腰肢的扭动从“逃避”变成了某种更复杂的节奏——肉棒插入时,她的腰会不由自主地往下压。
不是迎合。
是那一点被碾过时,脊柱会不由自主地反弓。
肉棒拔出时,她的腰会弹回来。
“不要……碰那里……”她的声音终于从牙缝里挤出来。
不是求饶。
是命令。
即使在阵法的压制下,在被强行破处的剧痛中,她的语气依然是命令式的。
像在对一个服务不周的下人说话。
梦沉天的手指找到她的阴蒂。
那粒小珍珠从包皮中探出头来,因为充血红肿,比平时大了一倍。他的拇指按上去,用力揉搓。同时肉棒继续撞击那一点。双重刺激。

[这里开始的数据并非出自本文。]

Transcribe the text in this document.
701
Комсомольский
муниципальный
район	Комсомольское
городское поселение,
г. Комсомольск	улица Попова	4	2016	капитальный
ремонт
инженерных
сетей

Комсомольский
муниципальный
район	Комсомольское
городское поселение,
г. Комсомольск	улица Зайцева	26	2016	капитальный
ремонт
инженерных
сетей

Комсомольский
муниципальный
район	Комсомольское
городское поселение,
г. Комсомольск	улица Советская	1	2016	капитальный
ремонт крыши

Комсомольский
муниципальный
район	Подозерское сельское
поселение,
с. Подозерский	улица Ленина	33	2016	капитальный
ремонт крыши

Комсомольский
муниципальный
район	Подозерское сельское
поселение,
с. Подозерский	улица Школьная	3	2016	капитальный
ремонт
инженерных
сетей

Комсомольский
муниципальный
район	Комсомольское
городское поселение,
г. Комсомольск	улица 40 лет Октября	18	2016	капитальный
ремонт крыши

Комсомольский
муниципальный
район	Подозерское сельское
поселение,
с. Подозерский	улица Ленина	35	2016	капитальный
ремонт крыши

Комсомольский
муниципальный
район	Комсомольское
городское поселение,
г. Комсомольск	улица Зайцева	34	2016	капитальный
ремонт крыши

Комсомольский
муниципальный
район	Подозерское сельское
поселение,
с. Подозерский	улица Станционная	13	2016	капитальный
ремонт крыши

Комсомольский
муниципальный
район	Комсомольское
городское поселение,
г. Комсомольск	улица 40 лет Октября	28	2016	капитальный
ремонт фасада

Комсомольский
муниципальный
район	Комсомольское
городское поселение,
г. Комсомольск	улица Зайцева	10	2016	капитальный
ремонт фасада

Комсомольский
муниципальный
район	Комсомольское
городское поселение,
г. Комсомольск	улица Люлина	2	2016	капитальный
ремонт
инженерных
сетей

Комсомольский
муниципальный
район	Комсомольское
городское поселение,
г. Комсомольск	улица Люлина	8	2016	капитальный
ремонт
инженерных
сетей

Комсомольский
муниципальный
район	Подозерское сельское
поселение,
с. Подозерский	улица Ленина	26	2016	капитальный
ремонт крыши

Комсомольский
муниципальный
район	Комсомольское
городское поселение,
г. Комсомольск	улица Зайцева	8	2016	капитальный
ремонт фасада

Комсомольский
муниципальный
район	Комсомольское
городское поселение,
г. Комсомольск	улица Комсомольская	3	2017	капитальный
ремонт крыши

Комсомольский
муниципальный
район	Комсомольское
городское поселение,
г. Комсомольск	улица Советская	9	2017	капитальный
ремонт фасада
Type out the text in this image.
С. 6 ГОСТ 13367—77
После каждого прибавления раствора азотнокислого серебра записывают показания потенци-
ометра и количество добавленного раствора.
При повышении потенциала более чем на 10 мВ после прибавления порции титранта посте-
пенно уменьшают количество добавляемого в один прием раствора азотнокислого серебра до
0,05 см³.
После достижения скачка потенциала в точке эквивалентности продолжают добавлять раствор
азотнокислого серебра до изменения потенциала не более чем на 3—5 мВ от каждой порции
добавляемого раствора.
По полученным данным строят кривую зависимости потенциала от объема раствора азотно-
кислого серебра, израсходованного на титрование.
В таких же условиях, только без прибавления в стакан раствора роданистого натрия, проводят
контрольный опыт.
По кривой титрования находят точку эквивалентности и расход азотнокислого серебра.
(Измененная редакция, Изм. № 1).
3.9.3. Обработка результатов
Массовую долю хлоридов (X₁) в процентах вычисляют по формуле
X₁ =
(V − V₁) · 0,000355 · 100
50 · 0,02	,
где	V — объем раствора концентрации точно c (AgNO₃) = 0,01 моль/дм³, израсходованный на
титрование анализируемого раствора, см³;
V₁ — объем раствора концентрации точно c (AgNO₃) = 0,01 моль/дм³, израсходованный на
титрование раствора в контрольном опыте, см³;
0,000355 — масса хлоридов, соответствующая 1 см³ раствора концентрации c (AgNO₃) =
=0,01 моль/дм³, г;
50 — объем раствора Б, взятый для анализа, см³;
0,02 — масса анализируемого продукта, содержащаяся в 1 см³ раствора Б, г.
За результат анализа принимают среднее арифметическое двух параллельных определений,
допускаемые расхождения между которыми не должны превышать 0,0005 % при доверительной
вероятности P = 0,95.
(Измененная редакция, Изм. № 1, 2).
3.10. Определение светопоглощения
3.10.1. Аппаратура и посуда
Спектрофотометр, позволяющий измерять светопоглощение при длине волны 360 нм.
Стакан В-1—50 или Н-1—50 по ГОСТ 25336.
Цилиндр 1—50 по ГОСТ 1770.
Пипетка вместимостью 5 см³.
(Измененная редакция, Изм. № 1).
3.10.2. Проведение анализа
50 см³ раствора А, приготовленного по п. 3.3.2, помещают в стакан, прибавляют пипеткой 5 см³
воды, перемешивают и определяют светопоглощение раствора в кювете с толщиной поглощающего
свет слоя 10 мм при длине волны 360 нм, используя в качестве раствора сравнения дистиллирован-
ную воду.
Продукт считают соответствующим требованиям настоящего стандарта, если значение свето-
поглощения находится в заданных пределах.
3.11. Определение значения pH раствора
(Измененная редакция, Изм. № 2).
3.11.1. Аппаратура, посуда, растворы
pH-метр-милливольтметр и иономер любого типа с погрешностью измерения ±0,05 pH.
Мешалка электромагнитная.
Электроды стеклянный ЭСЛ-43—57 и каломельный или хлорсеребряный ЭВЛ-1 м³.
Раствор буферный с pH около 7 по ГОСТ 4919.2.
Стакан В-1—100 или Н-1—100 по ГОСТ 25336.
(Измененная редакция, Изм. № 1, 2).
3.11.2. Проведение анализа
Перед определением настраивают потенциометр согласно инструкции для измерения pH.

宁倾城的腰肢疯狂反弓。上半身从玉台上弹起来,脖颈后仰到极限。嘴大张——
“啊——!”
第一声尖叫终于冲破牙关。
尖锐。
短促。
像是一刀砍下去,刀锋与骨骼碰撞的瞬间发出的声响。
叫完之后,她立刻咬紧牙关,将更多的声音压回胸腔。
但已经晚了。
第一声出来,第二声就更难压住。
“啊啊……不要……不要同时……碰两边……”
她的声音碎了。不是求饶——是命令式被击碎后,露出的缝隙。从缝隙里漏出来的声音,带着一丝她自己都没意识到的颤抖。
梦沉天加速。
肉棒撞击那一点的频率越来越快。
拇指揉搓阴蒂的力度越来越大。
双重刺激叠加。
宁倾城的身体在玉台上扭动,黑色丝袜包裹的双腿在梦沉天腰侧乱蹬。
脚踝处的丝袜被蹬出了褶皱,脚尖绷直又蜷曲。
米白色风衣在身下皱成一团,下摆浸在血泊里,毛呢面料吸饱了鲜血,变成沉重的暗红色。
“不要了……我说了……不要碰那里……啊啊……”
她的命令式彻底碎裂。声音拔高,尾音上扬。不再是命令,是失控。
小穴开始分泌淫水。
不是动情。
是身体被强行刺激后的自主反应。
阴蒂被揉搓,G点被反复碾压,阴道黏膜在持续的机械刺激下开始分泌液体——不是为了润滑,是为了自我保护。
身体试图用液体减少摩擦,减轻黏膜的损伤。
透明的淫水从花心渗出,混入血液,变成淡粉色的稀薄液体。
肉棒抽插时,开始发出“咕叽”的水声。